I have been reflecting a lot on resilience recently (which I am considering as the ability to work under increasing pressures without a stress response).  As preparation for some Stress Management workshops, I have been reviewing some of the most recent research (see for example Margaret Chesney’s lecture, available via iTunes University: “New Scientific Strategies for Managing Stress, Building Resilience and Bringing Balance to Life     [Show ID: 20631]”)

I have also been coaching a number of people experiencing both chronic and acute pressures, and reflecting on what has helped them - and in some cases their remarkable and humbling resilience.

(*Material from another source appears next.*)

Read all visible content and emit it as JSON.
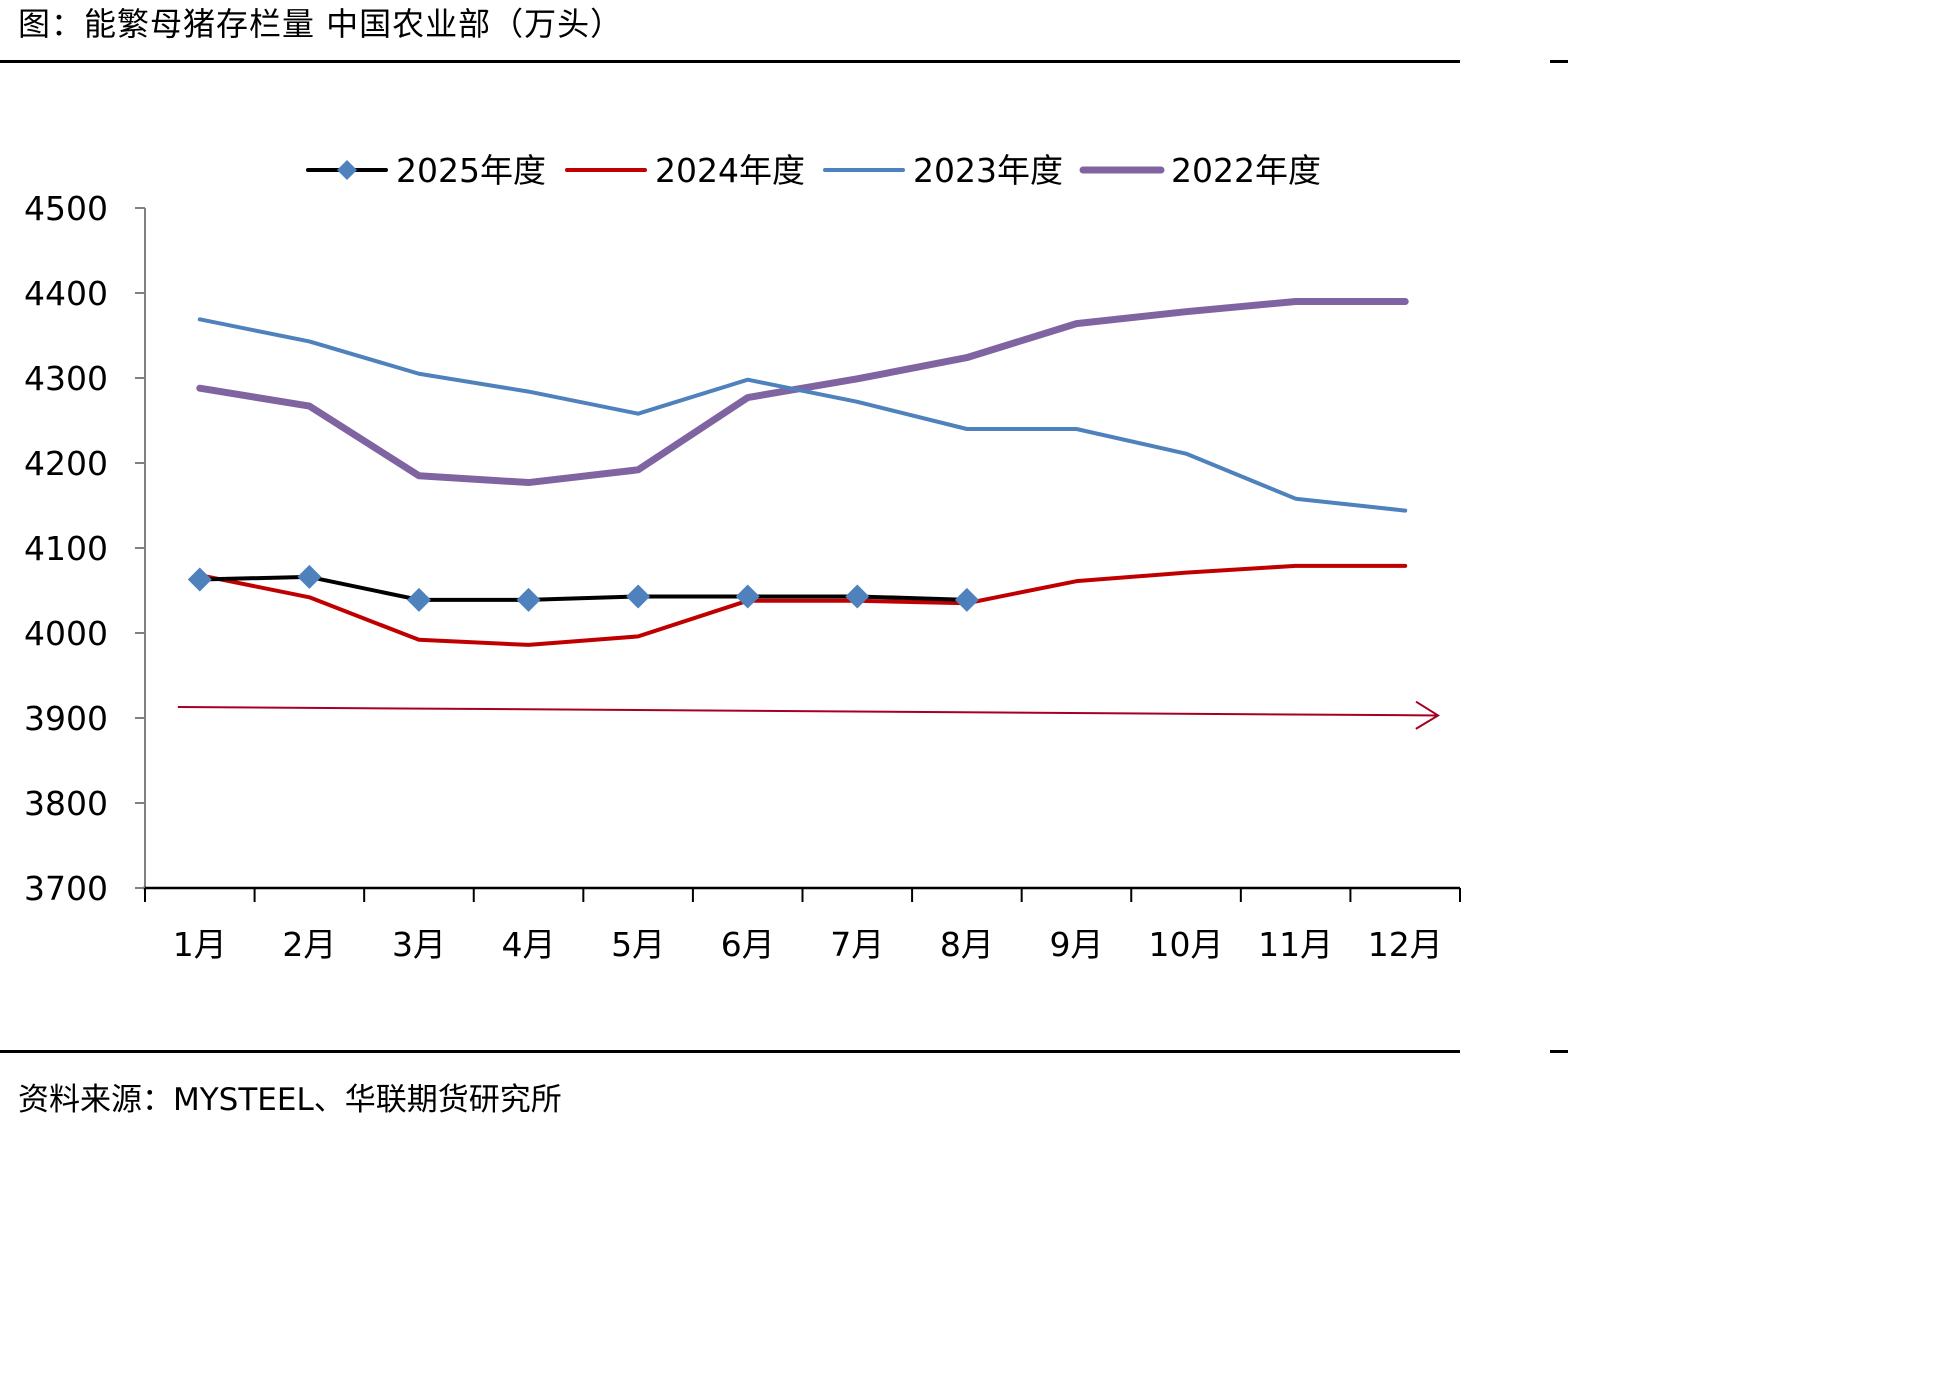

What has proved interesting is the degree to which the most recent research gives ever-more solid underpinnings for the four-fold framework which I have been working with.  (Chesney talks explicitly about three strands, the physical (both physiological and behavioural) the mental, and the relational or social/emotional.  To these I add the existential/spiritual - dealing with issues of meaning and value.  That relates to my interest in Viktor Frankl, and also echoes Covey's framework in 7 Habits and First Things First.  And Chesney refers to it tacitly on several occasions: the importance of purpose, meaning and value.

Of course, this is all linked to my interest in narratives: the interpretations that people place upon their experiences, which can have a huge impact on positive affect - which is what all four strands are designed to support (and again, Chesney has the research to demonstrate the links between positive affect and resilience.)

And as someone who attended a recent workshop pointed out, there is nothing new under the sun.  The classic Christian virtues of Faith, Hope and Charity are a good bedrock for meaning, values, positive relationships, and positive affect generally - and similar underpinnings may be found in many other ancient and traditional wisdoms, with which I am less familiar.

The other area I am keen to explore, and possibly integrate more fully into my work on resilience, is humour. I have been intrigued by Metcalf's Humor Risk and Change programme and am sure he is onto something (though his presentation doesn't always play well with a British audience).  So I am on the look-out for any research on humour and resilience - any clues?